At 9.45pm I stand on the Neumarkt — the New Market square — besides the rebuilt Frauenkirche, a giant candle projected on the cathedral’s baroque facade. Then every church bell in the city tolls for 15 minutes. This was the time on a warm spring-like night in 1945 when the first of 1,000 British Lancaster bombers appeared in the clear skies over the city. I feel strongly that I am not interested in apportioning blame or taking sides, only to join the vast majority of the citizens in the need to move peacefully forward.

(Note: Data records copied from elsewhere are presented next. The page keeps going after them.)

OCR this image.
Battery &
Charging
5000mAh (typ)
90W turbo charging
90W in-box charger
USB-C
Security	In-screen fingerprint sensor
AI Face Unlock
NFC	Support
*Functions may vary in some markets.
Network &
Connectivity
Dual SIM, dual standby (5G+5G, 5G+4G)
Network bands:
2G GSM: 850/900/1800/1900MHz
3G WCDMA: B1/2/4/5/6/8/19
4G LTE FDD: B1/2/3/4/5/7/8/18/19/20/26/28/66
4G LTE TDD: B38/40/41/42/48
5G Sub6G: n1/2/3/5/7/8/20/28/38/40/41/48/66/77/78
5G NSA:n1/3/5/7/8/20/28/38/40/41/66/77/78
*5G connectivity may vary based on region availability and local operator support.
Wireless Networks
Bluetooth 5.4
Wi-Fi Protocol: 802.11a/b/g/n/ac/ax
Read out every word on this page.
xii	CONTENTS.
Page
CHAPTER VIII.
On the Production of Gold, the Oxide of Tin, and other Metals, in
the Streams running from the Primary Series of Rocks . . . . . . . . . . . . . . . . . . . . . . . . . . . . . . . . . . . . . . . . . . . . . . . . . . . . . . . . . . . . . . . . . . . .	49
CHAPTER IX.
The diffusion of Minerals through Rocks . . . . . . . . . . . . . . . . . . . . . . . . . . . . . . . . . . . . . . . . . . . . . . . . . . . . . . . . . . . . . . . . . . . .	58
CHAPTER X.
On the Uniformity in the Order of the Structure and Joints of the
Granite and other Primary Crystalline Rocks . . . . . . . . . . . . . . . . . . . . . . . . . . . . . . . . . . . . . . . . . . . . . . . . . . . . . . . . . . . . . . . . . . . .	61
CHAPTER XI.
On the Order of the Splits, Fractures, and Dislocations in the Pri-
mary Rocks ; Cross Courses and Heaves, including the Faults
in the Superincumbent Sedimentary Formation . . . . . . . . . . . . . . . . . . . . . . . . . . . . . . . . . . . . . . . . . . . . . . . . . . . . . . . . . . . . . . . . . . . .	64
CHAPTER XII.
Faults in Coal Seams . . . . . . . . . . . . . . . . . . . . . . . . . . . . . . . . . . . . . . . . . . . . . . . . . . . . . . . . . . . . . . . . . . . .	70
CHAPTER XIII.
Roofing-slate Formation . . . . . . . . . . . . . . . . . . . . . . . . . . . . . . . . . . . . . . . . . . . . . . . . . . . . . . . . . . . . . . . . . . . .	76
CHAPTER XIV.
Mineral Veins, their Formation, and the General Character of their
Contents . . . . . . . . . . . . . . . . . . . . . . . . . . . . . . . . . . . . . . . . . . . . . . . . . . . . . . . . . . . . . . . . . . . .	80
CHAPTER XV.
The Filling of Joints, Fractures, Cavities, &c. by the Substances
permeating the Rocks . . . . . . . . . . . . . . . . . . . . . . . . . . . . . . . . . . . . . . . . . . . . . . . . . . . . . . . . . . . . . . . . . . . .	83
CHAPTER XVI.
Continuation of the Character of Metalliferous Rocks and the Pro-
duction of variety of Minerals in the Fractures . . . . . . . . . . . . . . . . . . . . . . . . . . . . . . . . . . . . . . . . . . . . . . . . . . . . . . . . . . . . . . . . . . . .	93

Two days later I am invited by Rabbi Nachama for Friday evening service. The community, which had dwindled to 60 elderly members in 1989, has grown over tenfold, with most of the newcomers of Russian descent. For them, as for many Dresdners, the other significant date for commemoration is November 9 1989, the day the wall came down.

Their new synagogue is breathtakingly sparse and beautiful, the service largely sung and transliterated into German as few of the community read Hebrew. The lengthy kiddush reflects their roots, with borscht, baked potatoes, stuffed egg, herring and piroshki, a kind of Russian sandwich.

Dresden has numerous archives and quangos dedicated to its recent history and I am doing the rounds. They were largely developed since re-unification and are increasingly digitised. At every encounter my hesitant German is met with helpfulness and interest in my project. At the Saxon Memorial Foundation Gabi Atanassow, who works on the archive of Jews deported from Dresden, shows me our family files, and provides new pieces of the puzzle and leads to follow. She puts me in contact with my mother’s former school, the Gymnasium in Plauen, which would like to have copies of archive material I have to develop a project with its students. We also discuss the profound importance of I Shall Bear Witness, the three volumes of diaries by Victor Klemperer, the Jewish literature professor who chronicled events of the Nazi period in Dresden. The diaries reveal much about my grandparent’s and mother’s lives from 1933-36.

With Susanne Ritschel I discuss the Stolpersteine-Project, a European-wide effort to place small commemorative stones in pavements to commemorate victims of the Nazis. I am interested to have a “stumbling block” — for that is what it means — in front of my grandparents’ and mother’s last home in Dresden. Neither the street nor the house exists, but the archives show where it stood.

Dresden is full of ghosts for me and a palpable sense of tragedy seems to permeate the city. It is my hope that the artwork which will emerge from this visit will help to exorcise some of those ghosts.